Category Archives: Security

NYC Tuna Toxicity

The NYT reports that the fish being served in their fair city has toxic levels of mercury:

Sushi from 5 of the 20 places had mercury levels so high that the Food and Drug Administration could take legal action to remove the fish from the market. The sushi was bought by The New York Times in October.

“No one should eat a meal of tuna with mercury levels like those found in the restaurant samples more than about once every three weeks,” said Dr. Michael Gochfeld, professor of environmental and occupational medicine at the Robert Wood Johnson Medical School in Piscataway, N.J.

Yikes. Perhaps most notable is that the restaurant owners had no idea they were serving toxic fish. Will they test at the market? Will fish markets test before selling? Where will the controls emerge? What if restaurant guides like Zagat started to include toxicity tests in their reviews and award cleanliness? Or will consumers be expected to carry a toxicity test when they eat out or even shop at the grocery?

Will someone please market a sushi preparedness kit? A pair of organic-based chopsticks, chemical free soy sauce, natural wasabi, and a box that you can drop your food into to assess mercury levels before you put it into your mouth. Ok, just kidding. But you get the idea.

Update: Apparently Greenpeace offers a $25 mercury do-it-yourself test kit.

The results are in, and the findings are worse than we anticipated: one in five women of childbearing age that were tested have mercury levels exceeding the EPA’s recommended limit.

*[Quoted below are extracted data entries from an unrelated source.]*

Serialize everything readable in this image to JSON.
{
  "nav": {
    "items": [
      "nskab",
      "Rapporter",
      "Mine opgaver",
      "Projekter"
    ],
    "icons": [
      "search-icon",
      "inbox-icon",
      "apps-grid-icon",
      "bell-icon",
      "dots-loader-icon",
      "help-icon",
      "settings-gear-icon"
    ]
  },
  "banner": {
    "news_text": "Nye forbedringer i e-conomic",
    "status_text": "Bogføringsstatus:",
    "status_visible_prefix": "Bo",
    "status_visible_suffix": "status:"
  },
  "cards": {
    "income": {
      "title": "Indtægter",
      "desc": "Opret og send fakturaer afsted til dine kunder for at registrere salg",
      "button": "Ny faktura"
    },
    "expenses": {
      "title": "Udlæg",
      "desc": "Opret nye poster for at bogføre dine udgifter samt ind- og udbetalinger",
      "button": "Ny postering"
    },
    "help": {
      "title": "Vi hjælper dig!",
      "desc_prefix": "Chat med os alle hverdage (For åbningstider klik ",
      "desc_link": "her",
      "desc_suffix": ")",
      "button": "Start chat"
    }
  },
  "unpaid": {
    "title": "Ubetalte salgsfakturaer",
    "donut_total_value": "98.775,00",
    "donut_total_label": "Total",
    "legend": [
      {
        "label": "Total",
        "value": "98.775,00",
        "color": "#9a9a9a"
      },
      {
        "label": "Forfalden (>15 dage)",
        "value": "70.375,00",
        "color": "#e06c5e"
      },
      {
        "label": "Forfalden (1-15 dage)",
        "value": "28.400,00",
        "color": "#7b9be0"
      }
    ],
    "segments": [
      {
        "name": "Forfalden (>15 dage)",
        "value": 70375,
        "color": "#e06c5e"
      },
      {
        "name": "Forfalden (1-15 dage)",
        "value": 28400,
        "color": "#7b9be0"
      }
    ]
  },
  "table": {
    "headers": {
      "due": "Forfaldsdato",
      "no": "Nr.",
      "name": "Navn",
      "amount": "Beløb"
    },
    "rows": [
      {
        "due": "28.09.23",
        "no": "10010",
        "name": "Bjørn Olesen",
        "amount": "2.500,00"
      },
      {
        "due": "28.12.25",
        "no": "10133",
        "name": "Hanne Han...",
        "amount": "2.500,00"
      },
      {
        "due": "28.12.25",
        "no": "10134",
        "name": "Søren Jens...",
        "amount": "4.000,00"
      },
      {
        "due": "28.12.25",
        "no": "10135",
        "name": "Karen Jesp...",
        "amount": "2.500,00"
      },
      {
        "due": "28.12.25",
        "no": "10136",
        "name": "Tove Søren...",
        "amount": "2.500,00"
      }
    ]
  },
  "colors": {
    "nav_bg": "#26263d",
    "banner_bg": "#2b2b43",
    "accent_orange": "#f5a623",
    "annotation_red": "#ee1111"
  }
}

“In the samples we analyzed, the greatest single factor influencing mercury exposure was the frequency of fish consumption,” said Dr. Steve Patch, Co-director of EQI and co-author of the report. “We saw a direct relationship between people’s mercury levels and the amount of store-bought fish, canned tuna fish or locally caught fish people consumed.”

Yikes again. Is this Department of Homeland Security material? Or will this be left up to the EPA to sort out?

SocGen hack update

I just noted that the sad story about the investment trader gone bad has been distilled down to a case of weak password/user controls:

Societe Generale might have been able to prevent a year-long binge of fraudulent transactions by one of its mid-level traders – which the French banking giant confirmed this week has cost it more than $7 billion in losses – simply by instituting stricter password controls and applying available software that tracks transactions to individual workstations, analysts told SCMagazineUS.com today.

They do not mention clear-text passwords as one of the gaps, but I bet stronger passwords would have only helped a little. The article suggests that administrators should not have access to users passwords, but few systems actually allow this by design. Two-factor would have definitely been better, but it still begs a few simple control questions.

Dutch Transport Cards Exposed

Ed Felten has described some interesting and somewhat simplistic flaws in a Dutch smartcard
based transportation payment system.

Among other foolishness, the designers used a custom cryptosystem and 48 bit keys.

The fundamental security problem with the disposable Ultralight card is that it doesn’t use cryptography, so the card cannot keep any secrets from an attacker. An attacker who can read a card (e.g., by using standard equipment to emulate a card reader) can know exactly what information is stored on the card, and therefore can make another device that will behave identically to the card. Except, of course, that the attacker’s device can always return itself to the “fully funded” state. Roel Verdult of Raboud University implemented this “cloning” attack and demonstrated it on Dutch television, leading to the recent uproar.

The Dutch have only invested $2 billion so far for this amazing system that accidentally gives away rides for free.

More detail on the hacks can be found in a presentation by Karsten Nohl and Henryk Plötz called “Mifare: Little Security, Despite Obscurity“, hosted by the 24th Chaos Communication Congress.

Medical Marijuana Vending Machines

I have been reading about the new medical marijuana vending machines in Los Angeles that are meant to go-live today.

The security discussion has been amazingly sparse. So here is a quick review of what I have noted:

  1. Anytime Vending Machines (AVM) have been deployed to meet a requirement for 24/7 secure and automated dispensaries of medical marijuana
  2. AVM locations will approve a prescription, take your fingerprint, and provide a prepaid credit card loaded with dosage (3.5 or 7 grams, with a max of 1oz a week) and one of five strain options

AVMWatching the video by a CBS station revealed many of the physical security measures, but also shows a cord running across the floor from the vending machine (look at the bottom left of the machine). That made me wonder about data transmission from this thing. Where is it going to/from and how often? Does it fail to vend if it can not connect to a database, and then what integrity controls are in place…?

That would be a more interesting attack vector than the usual tubular lock weakness. The fact that a human guard is said to be deployed at all times with the vending machine makes me think there is implicit recognition of weakness. I also wonder about the paper trail and whether video is integrated into the box.

The pin pad sure looks exposed, doesn’t it? Must be hard to hide your key-code when it’s setup in such a big spread open to plain view. Maybe only one person can be in the room at a time with the machine.

And finally, I have to say this definitely “high” security. Sorry, couldn’t resist.